Nord-Kivu : Les activités reprennent progressivement à Butembo après 10 journées ville morte

Photo 7SUR7.CD

La ville de Butembo (Nord-Kivu) retrouve progressivement son rythme après 10 journées ville morte décrétées depuis le 5 avril dernier par des organisations et associations citoyennes du Grand Nord-Kivu, qui décrient la situation sécuritaire dans la zone.

Ce jeudi 15 avril 2021, sur appel de mêmes organisations, bien qu'encore pas très nombreux comme à l'accoutumée, les tenanciers des maisons de commerce, des pharmacies ou encore d'autres opérateurs économiques ont rouvert leurs portes. Les conducteurs des mototaxis ont également repris leur travail habituel.

Selon le même constat réalisé par 7SUR7.CD, certains curieux attroupés ça et là observent encore la situation en cette première journée de reprise des activités dans la ville. Mais, les écoles n'ont toujours pas répondu au rendez-vous.

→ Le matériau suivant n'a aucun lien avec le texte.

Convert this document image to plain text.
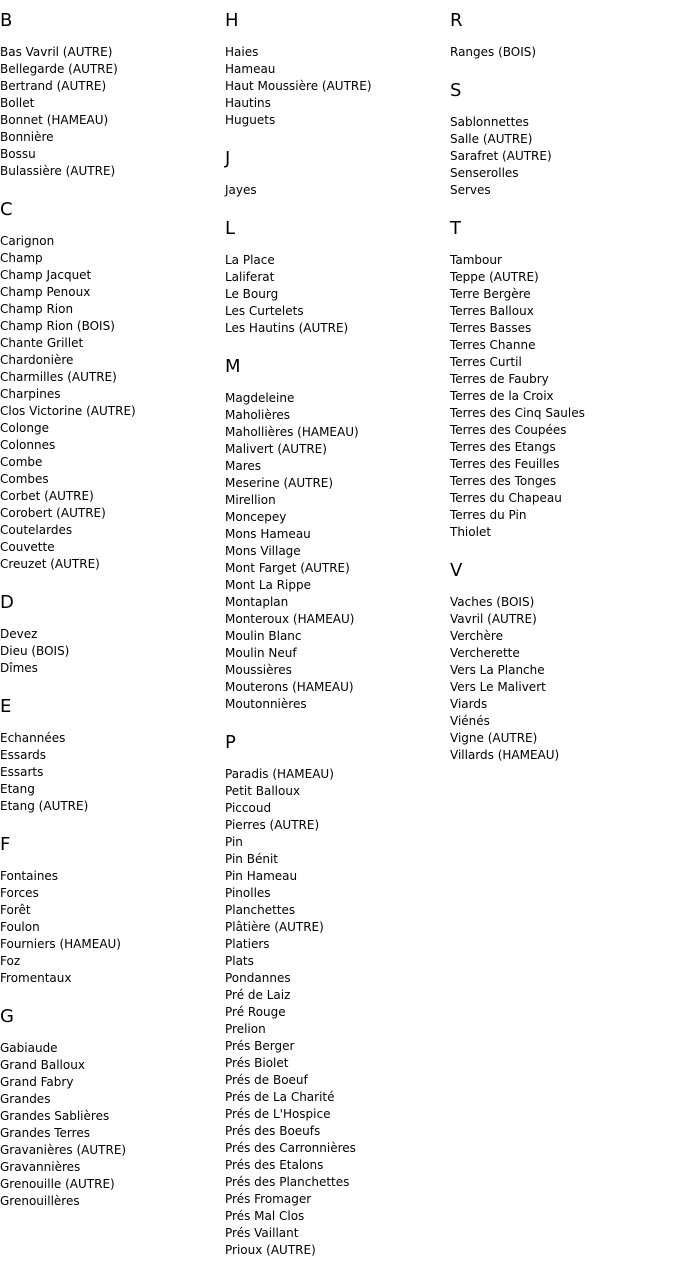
B
Bas Vavril (AUTRE)
Bellegarde (AUTRE)
Bertrand (AUTRE)
Bollet
Bonnet (HAMEAU)
Bonnière
Bossu
Bulassière (AUTRE)
C
Carignon
Champ
Champ Jacquet
Champ Penoux
Champ Rion
Champ Rion (BOIS)
Chante Grillet
Chardonière
Charmilles (AUTRE)
Charpines
Clos Victorine (AUTRE)
Colonge
Colonnes
Combe
Combes
Corbet (AUTRE)
Corobert (AUTRE)
Coutelardes
Couvette
Creuzet (AUTRE)
D
Devez
Dieu (BOIS)
Dîmes
E
Echannées
Essards
Essarts
Etang
Etang (AUTRE)
F
Fontaines
Forces
Forêt
Foulon
Fourniers (HAMEAU)
Foz
Fromentaux
G
Gabiaude
Grand Balloux
Grand Fabry
Grandes
Grandes Sablières
Grandes Terres
Gravanières (AUTRE)
Gravannières
Grenouille (AUTRE)
Grenouillères
H
Haies
Hameau
Haut Moussière (AUTRE)
Hautins
Huguets
J
Jayes
L
La Place
Laliferat
Le Bourg
Les Curtelets
Les Hautins (AUTRE)
M
Magdeleine
Maholières
Mahollières (HAMEAU)
Malivert (AUTRE)
Mares
Meserine (AUTRE)
Mirellion
Moncepey
Mons Hameau
Mons Village
Mont Farget (AUTRE)
Mont La Rippe
Montaplan
Monteroux (HAMEAU)
Moulin Blanc
Moulin Neuf
Moussières
Mouterons (HAMEAU)
Moutonnières
P
Paradis (HAMEAU)
Petit Balloux
Piccoud
Pierres (AUTRE)
Pin
Pin Bénit
Pin Hameau
Pinolles
Planchettes
Plâtière (AUTRE)
Platiers
Plats
Pondannes
Pré de Laiz
Pré Rouge
Prelion
Prés Berger
Prés Biolet
Prés de Boeuf
Prés de La Charité
Prés de L'Hospice
Prés des Boeufs
Prés des Carronnières
Prés des Etalons
Prés des Planchettes
Prés Fromager
Prés Mal Clos
Prés Vaillant
Prioux (AUTRE)
R
Ranges (BOIS)
S
Sablonnettes
Salle (AUTRE)
Sarafret (AUTRE)
Senserolles
Serves
T
Tambour
Teppe (AUTRE)
Terre Bergère
Terres Balloux
Terres Basses
Terres Channe
Terres Curtil
Terres de Faubry
Terres de la Croix
Terres des Cinq Saules
Terres des Coupées
Terres des Etangs
Terres des Feuilles
Terres des Tonges
Terres du Chapeau
Terres du Pin
Thiolet
V
Vaches (BOIS)
Vavril (AUTRE)
Verchère
Vercherette
Vers La Planche
Vers Le Malivert
Viards
Viénés
Vigne (AUTRE)
Villards (HAMEAU)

"Nous étions prêts à faire même un mois pourvu que cette MONUSCO parte. On dit qu'elle est venue nous aider à restaurer la paix mais on apprend que c'est encore elle qui ravitaille les ADF. Je viens de passer plus d'une semaine sans être ici mais je ne suis pas mort et mes enfants aussi. Alors, nous sommes prêts à tout pour que cette MONUSCO quitte le Congo", a laissé entendre un détaillant de carburant interrogé à son lieu de service.

Et à un conducteur de moto d'ajouter : "C'est inutile de lever la grève alors que la MONUSCO est encore là. C'est comme si nous avions seulement perdu notre temps".

Il sied de noter que c'est après leur échange avec monsieur Kassim Diagne, no 2 de la mission onusienne en RDC le mardi 13 avril dernier, que les organisateurs de ces manifestations anti-MONUSCO ont décidé de suspendre les journées villes mortes bien qu'en maintenant la pression pour le retour de la paix au Nord-Kivu et dans l'Ituri.

Devant le représentant spécial adjoint du secrétaire général de l'ONU en RDC, les protestataires disent avoir "démontré l'inaction des casques bleus sur le terrain, frisant leur complicité dans la pérennisation des massacres à Beni. Ils ont également réitéré leur demande de voir la MONUSCO quitter définitivement et sans délai l'Est du pays."